Wednesday, January 12, 2011

Going home — to Alberta

A Twillingate fisherman wrote the following letter in 2005, although it’s just as timely today. With a provincial general election set for October and a federal election likely to be held this year (rumour has it an election may be forced within weeks), the future of the NL fisheries must be brought front and centre.

A young friend of ours dropped by one day last summer, quite unexpectedly, just as we were having dinner.

Having grown up next door in a Newfoundland outport, and being the same age as our son, he became an accepted part of our family, so it was no surprise that he just pulled back a chair and joined in, as if it were yesterday.

Fact is, Jack has been working in Alberta for a decade. He started by earning his tractor-trailer license and has since started his own business in Grand Prairie, bought a mobile home, married, and started a family.

It was good to see him and to know that he appeared to have his life on track, knowing the many pitfalls and temptations that confront youth today.

As he was leaving, he said something that has haunted me since.

“I’m going home next week,” he said, “so I’ll see you again before I leave.”

“Going home,” I thought, “to Alberta!”

That one simple sentence evokes such a maelstrom of emotions that I struggle with where to start.

On one hand, I feel privileged to have been among the last generation of youth with a childhood so inexorably linked to the little outport harbour, that no matter where one moved or lived there was only one place in the world worthy of that sacred word — home.

For us, home was our whole community: the woods where we cut our bonfire boughs and set our rabbit slips; the ponds where we swam in summer and skated until dark in winter, when the thought of lamb chops smothered in gravy hurried us along, our feet icy in frozen boots; and the ocean where we set out lobster traps after school on nice spring evenings and rushed back, not to miss the evening cod-trap haul.

The house was just a place for gulping down meals; there was much more to do in your outport home.

That great love for outport Newfoundland (immortalized in song and in such worn phrases as, “You can take the boy from the bay, but you can’t take the bay from the boy”) was a product of an idyllic life of adventure, freedom and companionship seldom found, and the reason why Newfoundlanders have always found an interesting tug at the heart strings to return home.

Sadly, that will end because the conditions that produced the emotional attachment no longer exist.

We can blame government for allowing technology and corporate greed to vacuum our oceans and siphon the lifeblood of outport Newfoundland.

We can see ourselves as the victims of cultural genocide by a succession of federal regimes that have considered our resources bargaining tools for the benefit of central Canada.

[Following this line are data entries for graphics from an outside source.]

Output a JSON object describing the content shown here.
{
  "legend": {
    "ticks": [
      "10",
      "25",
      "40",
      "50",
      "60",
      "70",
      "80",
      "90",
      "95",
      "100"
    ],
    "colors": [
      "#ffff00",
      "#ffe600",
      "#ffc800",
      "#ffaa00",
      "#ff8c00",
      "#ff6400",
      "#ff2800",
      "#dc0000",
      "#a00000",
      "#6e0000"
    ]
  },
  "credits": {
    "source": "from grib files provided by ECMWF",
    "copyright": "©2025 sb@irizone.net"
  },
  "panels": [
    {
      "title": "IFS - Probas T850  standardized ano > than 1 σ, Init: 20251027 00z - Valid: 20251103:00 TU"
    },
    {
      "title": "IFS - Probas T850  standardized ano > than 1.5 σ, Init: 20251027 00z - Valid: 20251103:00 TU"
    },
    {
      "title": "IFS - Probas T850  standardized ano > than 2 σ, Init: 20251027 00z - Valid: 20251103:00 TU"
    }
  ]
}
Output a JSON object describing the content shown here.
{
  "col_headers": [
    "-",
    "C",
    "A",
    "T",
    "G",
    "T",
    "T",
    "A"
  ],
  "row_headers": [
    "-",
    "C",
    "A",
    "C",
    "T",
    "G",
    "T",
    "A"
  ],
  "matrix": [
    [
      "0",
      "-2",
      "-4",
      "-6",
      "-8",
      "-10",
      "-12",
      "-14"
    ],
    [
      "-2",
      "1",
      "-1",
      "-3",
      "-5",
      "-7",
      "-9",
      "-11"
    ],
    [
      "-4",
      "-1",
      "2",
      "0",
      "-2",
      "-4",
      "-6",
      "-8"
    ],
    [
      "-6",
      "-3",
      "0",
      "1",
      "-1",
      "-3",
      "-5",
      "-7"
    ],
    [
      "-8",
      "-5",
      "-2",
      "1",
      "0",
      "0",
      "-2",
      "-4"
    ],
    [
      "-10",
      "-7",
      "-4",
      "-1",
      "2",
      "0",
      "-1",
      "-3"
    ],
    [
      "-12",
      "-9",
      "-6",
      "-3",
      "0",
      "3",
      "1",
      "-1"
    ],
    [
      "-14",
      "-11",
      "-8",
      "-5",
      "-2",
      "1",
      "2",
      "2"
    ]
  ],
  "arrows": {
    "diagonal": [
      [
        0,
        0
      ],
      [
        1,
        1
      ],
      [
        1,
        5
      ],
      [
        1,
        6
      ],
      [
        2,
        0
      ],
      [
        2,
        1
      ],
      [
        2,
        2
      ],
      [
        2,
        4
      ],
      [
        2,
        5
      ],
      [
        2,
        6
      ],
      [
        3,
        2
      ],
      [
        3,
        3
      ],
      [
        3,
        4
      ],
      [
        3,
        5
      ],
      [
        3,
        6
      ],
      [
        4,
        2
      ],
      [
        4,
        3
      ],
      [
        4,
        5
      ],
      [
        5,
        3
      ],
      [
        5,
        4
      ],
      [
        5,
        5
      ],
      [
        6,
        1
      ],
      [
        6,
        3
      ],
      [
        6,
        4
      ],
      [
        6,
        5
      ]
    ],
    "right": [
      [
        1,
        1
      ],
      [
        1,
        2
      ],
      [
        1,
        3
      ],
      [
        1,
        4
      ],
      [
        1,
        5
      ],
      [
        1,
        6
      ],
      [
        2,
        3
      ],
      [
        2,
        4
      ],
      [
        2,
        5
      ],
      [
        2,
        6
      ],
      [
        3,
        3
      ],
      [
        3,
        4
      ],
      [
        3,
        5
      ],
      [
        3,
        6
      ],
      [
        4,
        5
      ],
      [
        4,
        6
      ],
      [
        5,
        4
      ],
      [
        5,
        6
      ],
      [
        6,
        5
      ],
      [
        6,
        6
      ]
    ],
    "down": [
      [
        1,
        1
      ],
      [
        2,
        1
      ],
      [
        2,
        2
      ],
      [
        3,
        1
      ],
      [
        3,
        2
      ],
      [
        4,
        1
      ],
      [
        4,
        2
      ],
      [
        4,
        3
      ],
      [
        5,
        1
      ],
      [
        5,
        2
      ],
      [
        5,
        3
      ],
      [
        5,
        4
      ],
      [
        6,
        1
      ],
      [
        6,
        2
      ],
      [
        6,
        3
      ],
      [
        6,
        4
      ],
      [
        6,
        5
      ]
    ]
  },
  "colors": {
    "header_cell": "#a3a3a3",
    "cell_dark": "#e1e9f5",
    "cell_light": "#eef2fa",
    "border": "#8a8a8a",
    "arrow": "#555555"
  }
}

Or, we can blame ourselves for baring our flesh to the whips of those in authority — from fish merchants to politicians — more concerned with careers than constituents.

I prefer the latter because in spite of all the five-gallon plastic buckets on the chimneys of rural Newfoundland, and in spite of all the heartache associated with the loss of a way of life, our behaviour has not changed.

We are still doing an excellent job of educating our best and brightest youth to turn the wheels of industry, build their homes, raise their families, and pay their taxes in other provinces.

We give quotas as the property of fish companies and leave communities at the mercy of corporations. We talk about overcapacity in harvesting and processing as if a few large boats selling to two or three mega companies is a desirable goal, when in actual fact such a policy, perhaps already irreversible, will be the final blow that leaves rural Newfoundland gasping its final breath.

One of rural Newfoundland’s biggest problems is that those who chose to live elsewhere, and don’t have a sound connection to the land or the culture but nonetheless know what’s best, make decisions affecting the lives of the people.

When the cod collapsed, people said we should have listened to the fishermen.

Just this year fishermen had to resort to desperate measures in an attempt to have their views heard. So what have we learned?

Maybe for some, Alberta has become more home than home itself.

Just think of the answer to this question: Where will you see more Newfoundlanders out enjoying themselves among Newfoundland friends, money in their pockets, on a Saturday night — Fort McMurray, Alberta or the community hall in Dildo Run?

Personally, I am presently restoring the old family house in my little hometown of Tizzard’s Harbour on New World Island.

Most of the people I grew up with have moved or passed away, and as I work in the tranquility of the most beautiful harbour in the world, I throw this question out to the world: What’s the answer?


Terry Miller said...

It's hard to say home is anywhere else when the outline of the Rock is stamped on my heart. Like many others I would love to see a time when conditions at home were of properity to help me raise my family, when the future was not just a guessing game of will anyone have a job tomorrow, when "gettin me stamps" isn.t the only way to survive.Hmmmm?
Maybe home isn't that far away!

Anonymous said...

Ryan, what level of government do you think it was that essentially ended the feudal state of Newfoundland's merchant class in the middle of the last century?

Which level of government made it possible (rightly or wrongly) to earn an income between fishing seasons?

Nobody disputes the impact of technology, greed and poor regulation on the state of our stocks and our industry.

But you can't write a history of our fishery and simply skip the chapters that don't agree with your conspiracy theories.